As a preferred embodiment of the present invention, the cryogenic fluid in the cryogenic fluid reservoir 4 is liquid nitrogen.

As a preferred embodiment of the present invention, the experimental microchannel 5 in which the macromolecules are located can be made of a non-deformable transparent material such as glass.

As a preferred embodiment of the present invention, the macromolecules of the present invention are fluorescently stained to achieve accurate capture of the morphology of macromolecules of smaller radial dimensions.

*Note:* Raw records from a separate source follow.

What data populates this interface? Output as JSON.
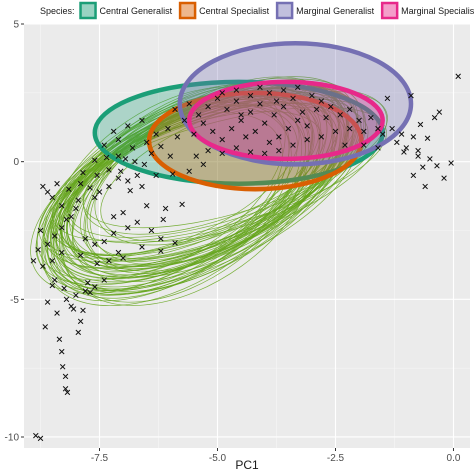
{
  "chart_data": {
    "type": "scatter",
    "title": "",
    "xlabel": "PC1",
    "ylabel": "",
    "xlim": [
      -9.1,
      0.35
    ],
    "ylim": [
      -10.4,
      5.0
    ],
    "x_ticks": [
      -7.5,
      -5.0,
      -2.5,
      0.0
    ],
    "y_ticks": [
      -10,
      -5,
      0,
      5
    ],
    "x_tick_labels": [
      "-7.5",
      "-5.0",
      "-2.5",
      "0.0"
    ],
    "y_tick_labels": [
      "-10",
      "-5",
      "0",
      "5"
    ],
    "grid": true,
    "legend": {
      "title": "Species:",
      "position": "top",
      "entries": [
        {
          "label": "Central Generalist",
          "color": "#1b9e77"
        },
        {
          "label": "Central Specialist",
          "color": "#d95f02"
        },
        {
          "label": "Marginal Generalist",
          "color": "#7570b3"
        },
        {
          "label": "Marginal Specialist",
          "color": "#e7298a"
        }
      ]
    },
    "species_ellipses": [
      {
        "name": "Central Generalist",
        "color": "#1b9e77",
        "cx": -4.55,
        "cy": 1.05,
        "rx": 3.05,
        "ry": 1.85
      },
      {
        "name": "Central Specialist",
        "color": "#d95f02",
        "cx": -4.2,
        "cy": 0.75,
        "rx": 2.25,
        "ry": 1.75
      },
      {
        "name": "Marginal Generalist",
        "color": "#7570b3",
        "cx": -3.35,
        "cy": 2.1,
        "rx": 2.45,
        "ry": 2.2
      },
      {
        "name": "Marginal Specialist",
        "color": "#e7298a",
        "cx": -3.55,
        "cy": 1.5,
        "rx": 2.05,
        "ry": 1.4
      }
    ],
    "points": [
      [
        -8.85,
        -9.95
      ],
      [
        -8.75,
        -10.05
      ],
      [
        -8.22,
        -8.25
      ],
      [
        -8.18,
        -8.38
      ],
      [
        -8.22,
        -7.8
      ],
      [
        -8.28,
        -7.45
      ],
      [
        -8.3,
        -6.9
      ],
      [
        -8.35,
        -6.45
      ],
      [
        -7.9,
        -5.8
      ],
      [
        -7.95,
        -6.2
      ],
      [
        -7.85,
        -5.4
      ],
      [
        -8.05,
        -5.35
      ],
      [
        -8.1,
        -5.25
      ],
      [
        -8.4,
        -5.5
      ],
      [
        -8.2,
        -5.0
      ],
      [
        -8.65,
        -6.0
      ],
      [
        -8.6,
        -5.1
      ],
      [
        -8.5,
        -4.5
      ],
      [
        -8.0,
        -4.85
      ],
      [
        -8.25,
        -4.6
      ],
      [
        -7.8,
        -4.7
      ],
      [
        -7.7,
        -4.75
      ],
      [
        -7.6,
        -4.55
      ],
      [
        -7.75,
        -4.4
      ],
      [
        -8.45,
        -4.3
      ],
      [
        -8.7,
        -3.8
      ],
      [
        -8.5,
        -3.6
      ],
      [
        -7.4,
        -4.3
      ],
      [
        -7.55,
        -3.7
      ],
      [
        -8.9,
        -3.6
      ],
      [
        -8.3,
        -3.3
      ],
      [
        -7.9,
        -3.4
      ],
      [
        -8.8,
        -3.2
      ],
      [
        -8.6,
        -3.0
      ],
      [
        -7.6,
        -3.0
      ],
      [
        -7.1,
        -3.3
      ],
      [
        -8.45,
        -2.7
      ],
      [
        -8.3,
        -2.4
      ],
      [
        -8.2,
        -2.1
      ],
      [
        -8.75,
        -2.5
      ],
      [
        -8.1,
        -2.0
      ],
      [
        -7.8,
        -2.8
      ],
      [
        -7.4,
        -2.9
      ],
      [
        -8.0,
        -1.7
      ],
      [
        -8.3,
        -1.6
      ],
      [
        -8.5,
        -1.3
      ],
      [
        -8.6,
        -1.1
      ],
      [
        -8.7,
        -0.9
      ],
      [
        -8.4,
        -0.8
      ],
      [
        -7.95,
        -1.4
      ],
      [
        -8.15,
        -1.0
      ],
      [
        -7.6,
        -1.3
      ],
      [
        -7.2,
        -2.0
      ],
      [
        -7.0,
        -1.85
      ],
      [
        -6.7,
        -2.2
      ],
      [
        -6.4,
        -2.5
      ],
      [
        -6.15,
        -2.1
      ],
      [
        -7.9,
        -0.8
      ],
      [
        -7.7,
        -0.95
      ],
      [
        -7.5,
        -1.1
      ],
      [
        -7.3,
        -0.9
      ],
      [
        -7.1,
        -0.6
      ],
      [
        -6.9,
        -0.7
      ],
      [
        -6.85,
        -1.05
      ],
      [
        -7.85,
        -0.4
      ],
      [
        -7.55,
        -0.5
      ],
      [
        -7.3,
        -0.3
      ],
      [
        -7.05,
        -0.35
      ],
      [
        -6.7,
        -0.5
      ],
      [
        -6.6,
        -0.9
      ],
      [
        -6.3,
        -0.5
      ],
      [
        -7.6,
        0.05
      ],
      [
        -7.35,
        0.15
      ],
      [
        -7.1,
        0.2
      ],
      [
        -6.95,
        0.1
      ],
      [
        -6.75,
        0.0
      ],
      [
        -6.55,
        -0.1
      ],
      [
        -6.4,
        0.3
      ],
      [
        -7.4,
        0.6
      ],
      [
        -7.1,
        0.8
      ],
      [
        -6.8,
        0.5
      ],
      [
        -6.5,
        0.7
      ],
      [
        -6.2,
        0.55
      ],
      [
        -6.0,
        0.2
      ],
      [
        -6.3,
        1.0
      ],
      [
        -7.2,
        1.1
      ],
      [
        -6.9,
        1.3
      ],
      [
        -6.6,
        1.5
      ],
      [
        -6.05,
        1.2
      ],
      [
        -5.85,
        0.9
      ],
      [
        -5.7,
        1.5
      ],
      [
        -5.5,
        1.0
      ],
      [
        -5.9,
        1.9
      ],
      [
        -5.6,
        2.1
      ],
      [
        -5.4,
        1.7
      ],
      [
        -5.2,
        2.0
      ],
      [
        -5.0,
        2.3
      ],
      [
        -4.8,
        1.9
      ],
      [
        -4.6,
        2.2
      ],
      [
        -5.3,
        1.4
      ],
      [
        -5.1,
        1.1
      ],
      [
        -4.9,
        0.8
      ],
      [
        -4.7,
        1.2
      ],
      [
        -4.5,
        1.5
      ],
      [
        -4.3,
        1.8
      ],
      [
        -4.1,
        2.1
      ],
      [
        -4.4,
        0.9
      ],
      [
        -4.2,
        1.1
      ],
      [
        -4.0,
        1.4
      ],
      [
        -3.8,
        1.7
      ],
      [
        -3.6,
        2.0
      ],
      [
        -3.4,
        2.3
      ],
      [
        -3.2,
        1.8
      ],
      [
        -3.9,
        0.7
      ],
      [
        -3.7,
        0.9
      ],
      [
        -3.5,
        1.2
      ],
      [
        -3.3,
        1.5
      ],
      [
        -3.1,
        1.3
      ],
      [
        -2.9,
        1.9
      ],
      [
        -2.7,
        1.6
      ],
      [
        -3.6,
        2.6
      ],
      [
        -3.3,
        2.7
      ],
      [
        -3.0,
        2.4
      ],
      [
        -2.8,
        2.2
      ],
      [
        -2.6,
        2.0
      ],
      [
        -2.4,
        1.7
      ],
      [
        -2.2,
        1.9
      ],
      [
        -4.9,
        2.5
      ],
      [
        -4.6,
        2.6
      ],
      [
        -4.3,
        2.4
      ],
      [
        -4.1,
        2.7
      ],
      [
        -3.9,
        2.5
      ],
      [
        -3.75,
        2.2
      ],
      [
        -4.5,
        1.7
      ],
      [
        -5.45,
        0.2
      ],
      [
        -5.2,
        0.4
      ],
      [
        -4.9,
        0.3
      ],
      [
        -4.6,
        0.5
      ],
      [
        -4.3,
        0.35
      ],
      [
        -4.0,
        0.3
      ],
      [
        -3.7,
        0.4
      ],
      [
        -3.4,
        0.6
      ],
      [
        -3.1,
        0.8
      ],
      [
        -2.8,
        0.9
      ],
      [
        -2.5,
        1.1
      ],
      [
        -2.2,
        1.2
      ],
      [
        -1.9,
        1.1
      ],
      [
        -1.6,
        1.2
      ],
      [
        -2.0,
        1.5
      ],
      [
        -1.75,
        1.6
      ],
      [
        -1.5,
        1.0
      ],
      [
        -1.3,
        1.2
      ],
      [
        -1.1,
        1.0
      ],
      [
        -0.85,
        0.9
      ],
      [
        -0.75,
        0.4
      ],
      [
        -1.6,
        0.5
      ],
      [
        -1.9,
        0.6
      ],
      [
        -2.3,
        0.6
      ],
      [
        -1.2,
        0.7
      ],
      [
        -1.0,
        0.5
      ],
      [
        -1.4,
        2.3
      ],
      [
        -0.9,
        2.4
      ],
      [
        -0.3,
        1.8
      ],
      [
        -0.5,
        0.1
      ],
      [
        -0.75,
        0.2
      ],
      [
        -1.05,
        0.35
      ],
      [
        -0.65,
        -0.2
      ],
      [
        -0.85,
        -0.5
      ],
      [
        -0.35,
        -0.15
      ],
      [
        -0.05,
        -0.05
      ],
      [
        -0.2,
        -0.6
      ],
      [
        -0.6,
        -0.9
      ],
      [
        0.1,
        3.1
      ],
      [
        -0.4,
        1.6
      ],
      [
        -0.7,
        1.35
      ],
      [
        -0.55,
        0.85
      ],
      [
        -6.2,
        -2.8
      ],
      [
        -5.9,
        -2.95
      ],
      [
        -6.1,
        -1.7
      ],
      [
        -5.75,
        -1.55
      ],
      [
        -5.95,
        -0.45
      ],
      [
        -5.6,
        -0.35
      ],
      [
        -5.3,
        -0.1
      ],
      [
        -6.5,
        -1.6
      ],
      [
        -6.9,
        -2.4
      ],
      [
        -6.6,
        -3.1
      ],
      [
        -6.2,
        -3.25
      ],
      [
        -7.2,
        -2.6
      ],
      [
        -7.3,
        -3.6
      ],
      [
        -7.0,
        -3.5
      ]
    ]
  }
}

The working method of the freezing fluorescence microscopic imaging system for capturing the movement macromolecule form in the microchannel is characterized in that the macromolecule is dissolved in fluid, and in an initial state, under the action of a three-way valve 6, an experimental section microchannel 5 is communicated with an inlet 1 and an outlet 3, and no fluid flows in a parallel microchannel 2; after the required fluid condition is achieved, the three-way valve 6 acts rapidly, so that the fluid in the micro-channel 5 at the experimental section flows rapidly; the fluid continuously flowing into the inlet 1 flows to the outlet 3 through the parallel micro-channel 2; rapidly adding a low-temperature fluid into the low-temperature liquid storage tank 4 to rapidly freeze the fluid in the micro-channel 5 at the experimental section, thereby solidifying the form of macromolecules in the fluid and enhancing the fluorescence intensity; the microscope system 7 is combined with the camera system 8 to realize three-dimensional microscopic imaging of the frozen and solidified macromolecules and sectional scanning of the macromolecules with longer length; the image processing system 9 performs three-dimensional reconstruction on the captured macromolecule image to finally restore the form of the macromolecule in the microchannel in a motion state.

The following describes the implementation of the present invention in one embodiment:

taking the three-dimensional form capture of the long-chain protein macromolecules in the micro-channel as an example, the dyed long-chain protein macromolecules flow in the micro-channel 5 of the experimental section. In the initial state, under the action of the three-way valve 6, the experiment section micro-channel 5 is communicated with the inlet 1 and the outlet 3, and no fluid flows in the parallel micro-channel 2. After the required fluid conditions are reached, the three-way valve 6 acts rapidly to rapidly arrest the fluid flow in the experimental section microchannel 5. The fluid which flows in continuously from the inlet 1 flows to the outlet 3 through the parallel micro-channels 2. And (3) rapidly adding liquid nitrogen and other low-temperature fluids into the low-temperature liquid storage tank 4 to rapidly freeze the fluid in the micro-channel 5 at the experimental section, so that the form of the large molecules of the long-chain protein is solidified, and the fluorescence intensity of the gas is enhanced. The microscope system 7 is combined with the camera system 8, so that three-dimensional microscopic imaging of the frozen and solidified long-chain protein macromolecules is realized, and segmented scanning is carried out on the long-chain protein macromolecules. And the image processing system 9 is utilized to carry out three-dimensional reconstruction on the captured protein macromolecule image, and finally, the form of the protein macromolecule in the microchannel under the motion state is reduced. In conclusion, the invention solves the problem of capturing the form of the moving macromolecules in the microchannel, provides a novel microscopic imaging system and a novel microscopic imaging method, and has huge application potential in the fields of biomedicine, chemical engineering and the like.